04 mayo, 2006

"El Guerrero sin Corazón" - Sócrates

---Cuando un hombre, dedicándose por entero a la música, sobre todo a las armonías dulces, suaves y lastimeras, la deja insinuarse y deslizarse suavemente en el alma por el canal del oído, y pasa toda su vida cantando y dejándose llevar por la belleza del canto, ¿no es cierto que el primer efecto de la música es dulcificar su valor, lo mismo que se ablanda el hierro, y aflojar esa tirantez que le inutilizaba antes y le hacía de dificil trato? Pero, si continúa dedicándose a ella sin contenerse, ese mismo valor desaparece y se hunde poco a poco, y, enervada su alma, no es más que un guerrero sin corazón.
---Tienes razón.
---Este efecto no tardará en producirse, si ha recibido de la naturaleza un alma floja. Si es naturalmente valiente, bien pronto su valor, al debilitarse, se hace arrebatado; el más pequeño motivo le irrita o le calma, y, en lugar de ser valiente, es testarudo, antojadizo y colérico.
---Es cierto.
---Que el mismo hombre se dedique a la gimnasia, que se ejercite, que coma mucho y que desprecie enteramente la música y la filosofía, ¿no adquirirá su cuerpo al pronto fuerzas? ¿No se hará más atrevido, más valiente y más intrépido que antes?
---Sin duda.
---Pero, si no sabe más, si no tiene comunicación con las musas; y, si su alma, aun cuando tenga algún deseo de aprender, no cultiva ninguna ciencia, ningún estudio, niguna conversación, ni, en fin, parte alguna de la música, ¿no se hará insensiblemente débil, sorda y ciega, a causa del poco ciudado que ella pone en despertar, alimentar y desarrollar sus facultades?
---Así tiene que suceder.
---Pues ahí le tienes ya enemigo de las letras y de las musas. No seguirá el camino de la convicción para llegar a los fines que se proponga, sino que a manera de una bestia feroz empleará en todas las ocasiones la fuerza y la violencia.
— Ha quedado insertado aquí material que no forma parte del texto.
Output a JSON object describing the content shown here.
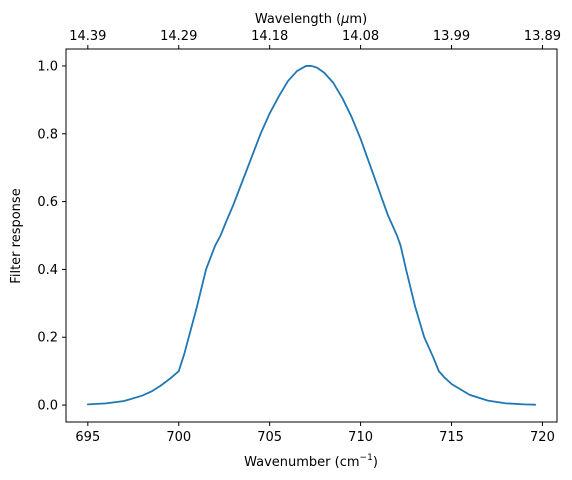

Vive en la ignorancia y en la rusticidad, y ajeno a la gracia y a la armonía.
---Dices bien.
---Los dioses han hecho a los hombres el presente de la música y de la gimnasia no con objeto de cultivar el alma y el cuerpo porque, si este último saca alguna ventaja, es sólo indirectamente, sino para cultivar el alma sola, y perfeccionar en ella la sabiduría y el valor, concertándolos ya dándoles expansión, ya conteniéndolos dentro de justos límites.
---Me parece bien.
---El que ha llegado a encontrar el debido acuerdo entre estas dos artes, y las aplica como conviene a su alma, merece mucho más el nombre de músico y posee mejor la ciencia de las armonías que aquél que se limita a templar las cuerdas de un instrumento.
---Sin duda, Sócrates.
---¿Podrá subsistir, mi querido Glaucón, nuestra República, si no tiene a su cabeza un hombre de este carácter, que la gobierne?
---No; es de absoluta necesidad una persona de tales condiciones.

"La República" - Platón, Libro Tercero

Σωκράτης, Atenas 469 a.C. - 339 a.C.

La mítica fealdad de un maestro
De pequeña estatura, vientre promeniente, ojos camaleónicos y nariz exageradamente respingona, la figura de Sócrates era motivo de chanza. Alcibíades lo comparó con los silenos, los seguidores ebrios y lascivos de Dioniso. Platón consideraba digno de ser rememorado el día que se lavó los pies y se puso sandalias, y Antifón, el solista, decía que ningún esclavo querría ser tratado como él se trataba a sí mismo. LLevaba siempre la misma capa, y comía y bebía lo más barato. Pero lo sorprendente es que un hombre así acabara siendo considerado por los griegos -que creían que la belleza del alma armoniosa se reflejaba en la armonía del cuerpo- como modelo del decoro filosófico. Tras Sócrates, el primer heleno que fue feo, admitieron que un cuerpo silénico puede estar dirigido por un alma hermosa.